Mark Lancaster MP

06 FEB 2013

Comment: Same Sex Marriage Bill

Yesterday saw parliament vote on the Same Sex Marriage Bill. Considering the importance of the bill, it is understandable that I have been contacted by many residents from Milton Keynes asking me to vote one way or another. I hope that my explanation below will shed some light on to why I voted the way I did.

It is a matter that I have taken a great interest in and have consulted widely on with my constituents, including meetings at the end of January with leaders of the faith community and Q:alliance, the body representing the LGBT community in Milton Keynes. Having read the Bill in detail, I am a firm believer that there are actually two separate issues here; one is the equality of couples who publically commit themselves to each other and the recognition of this by the State, and the second is the right of the State to impose its will on religious bodies and the potential threat to religious freedoms.
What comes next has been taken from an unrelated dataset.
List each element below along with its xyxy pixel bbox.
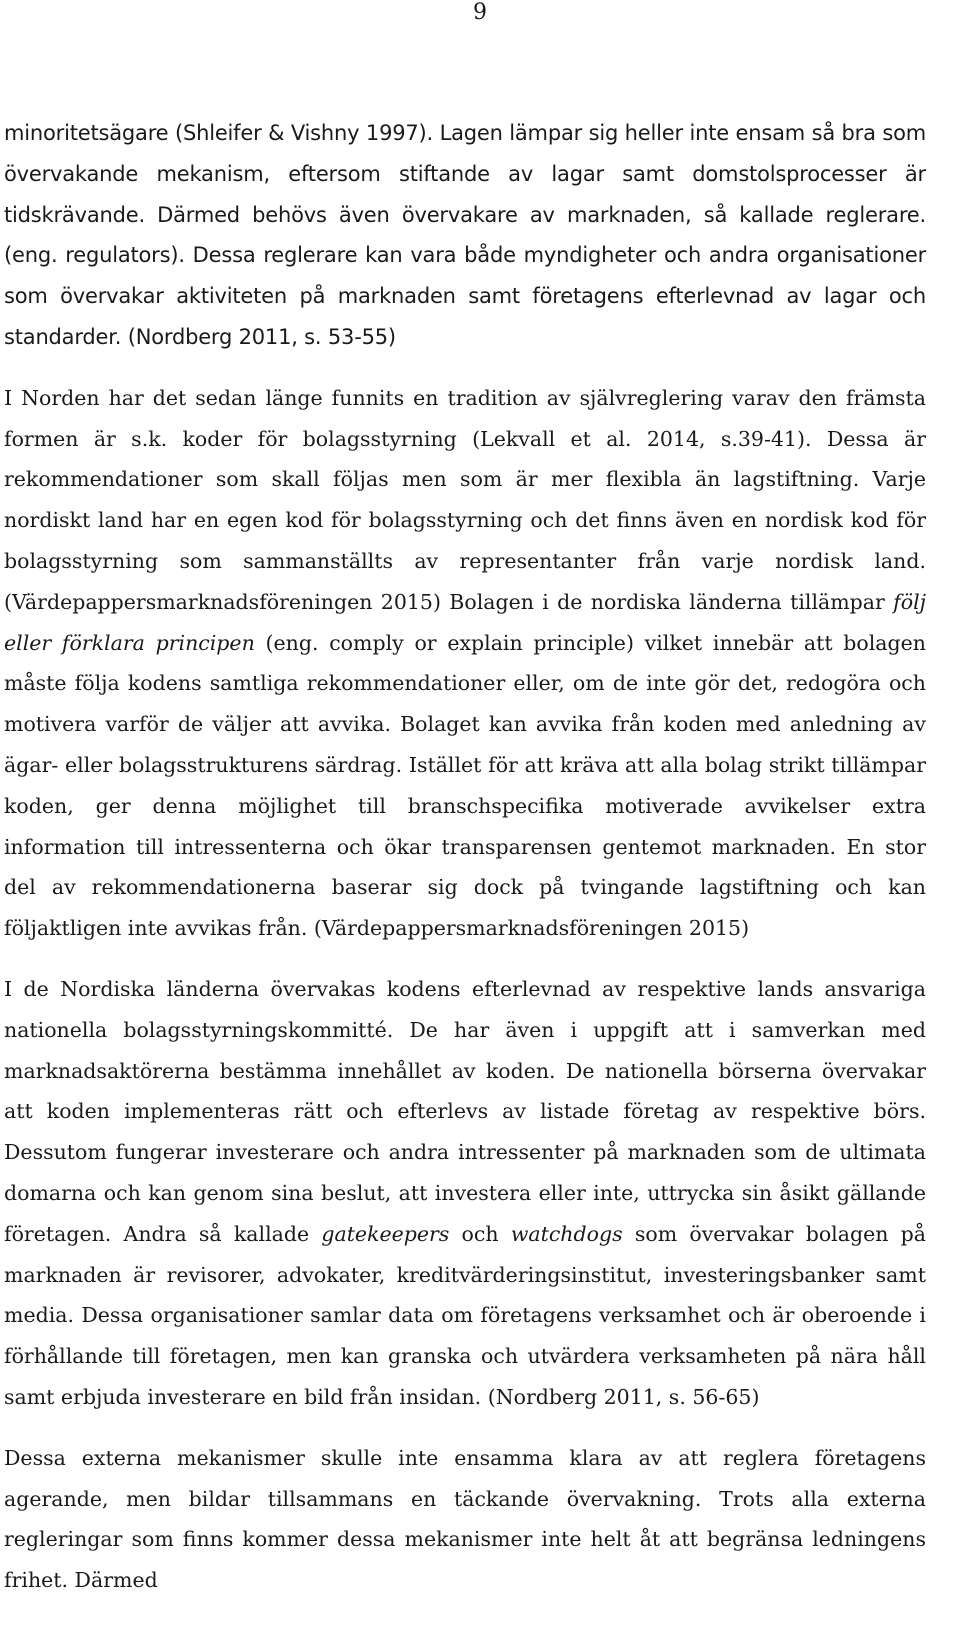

On the first issue when it comes to recognition of couples committing to each other in the eyes of the State, I am firm believer that there should be equality across the board which is why I am a supporter of civil partnerships, there are aspects of the Bill which strengthens civil partnerships which I actively support, though personally for a Bill that aims to deliver equality, it is a disappointment that the Bill does not propose to allow heterosexual couples to form a civil partnership. Equally I regret that the strengthening of civil partnerships have been included with other elements of the Bill which I feel fail to adequately protect religious freedoms.

On the Second issue, I do not believe that it is right for the State to impose its will on religious bodies as to who they should 'join in union'. There are already restrictions on this, for example as a divorced man I am not automatically allowed to get married in a church or indeed in a parish that I am not resident in, but nor am I automatically excluded, it is for the religious body to decide. When the Bill was published there was specific protection for the established Church but not for other faiths, once again for a Bill that aimed to deliver equality, it appears that we are not treating all faiths the same or providing them the same level of protection. I am equally cautious as to the potential 'unintended consequences' for religious freedoms that have not been clearly and logically thought through. I am a great supporter of equality, but equality for some cannot be at the price of religious freedom for others and my concerns that the Bill was not sufficiently well drafted to deliver both were not adequately answered.

I do appreciate that there are complications involved over the definition of 'marriage' and the role of the established church in effectively being licensed by the State to carry out marriage in the UK. This was highlighted by responses to the recent Government consultation. My initial thoughts on the Bill were that it was a mess and rather than produce a level playing field simply added to the complexity of the issue in the UK and will not stand the test of time. For this reason I was unable to support the Bill at second reading.

The Bill will now pass to committee and report stage and I will maintain an open mind as to whether the issues outlined above are addressed.